The fifth and final binding of knowledge is memory. Human and computer memory are different types of binding, but still a binding, a transformation of original experience into a reduced form, a simpler and lesser representation, with error.
Human brains have short-term and long-term memory. Short-term memory works like a “scratch-pad” that allows for attention and processing at the same time. It is limited to about seven “chunks” of data. Long-term memory stores an unlimited amount of information almost indefinitely; forgetting is a problem of access.
In some ways, computer and human memory is similar. A computer has random access memory (RAM) that works like a scratch-pad. Similar to human short-term memory, RAM is a limited resource meant for temporary storage. A computer’s disk functions like long-term memory for indefinite storage. Binary encoding in computers is comparable to neural activation — a neuron either fires or it does not, depending on its activation and threshold.
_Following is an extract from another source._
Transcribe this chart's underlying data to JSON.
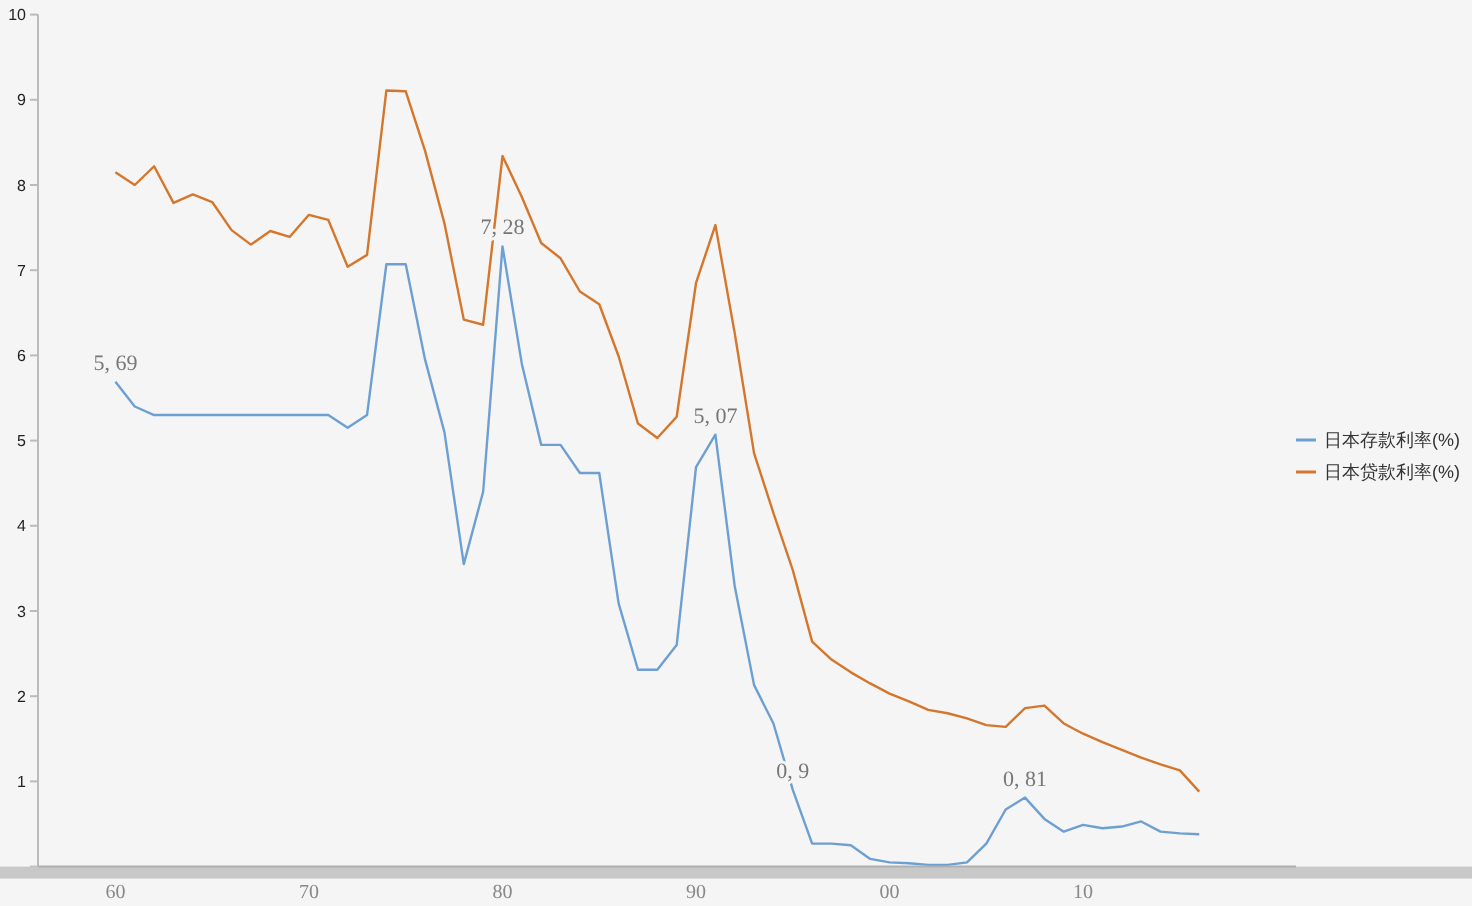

The comparison is limited. Computer memory is mathematical and deterministic. The letter “A” is mapped to a number in an ASCII table, 65, and then encoded as binary, “01000001.” An image is converted to a pixel array and colours mapped to numbers. Audio is a signal that can be plotted on a graph. Language is a series of letters and video a series of images. Memories are precisely addressed and maintain state unless deliberately edited.
In contrast, human memory is non-deterministic. Memory is distributed throughout the cortex in a network of meaningful associations. Parallel processing is required for all mental functions. Replaying a memory changes it, adding the experience at the time of recall.
The fifth binding of memory has different types of error, depending on the system, human or computer. Humans forget things in seconds unless conscious effort is applied. Memories are constantly being rewritten. Remembering is really an act of creative remixing with new experience. Computer memory is deterministic, but at a price. The quality of the memories depend entirely on the hardware and software used to capture and encode the data. A program will deliver no more than it is explicitly instructed. Non-deterministic human memory can mean more error. A vital memory can be forgotten. But non-determinism is also a factor of sophisticated capability. For example, memories encoded in different parts of the brain allow retrieval through alternate pathways, very handy in the event of partial damage.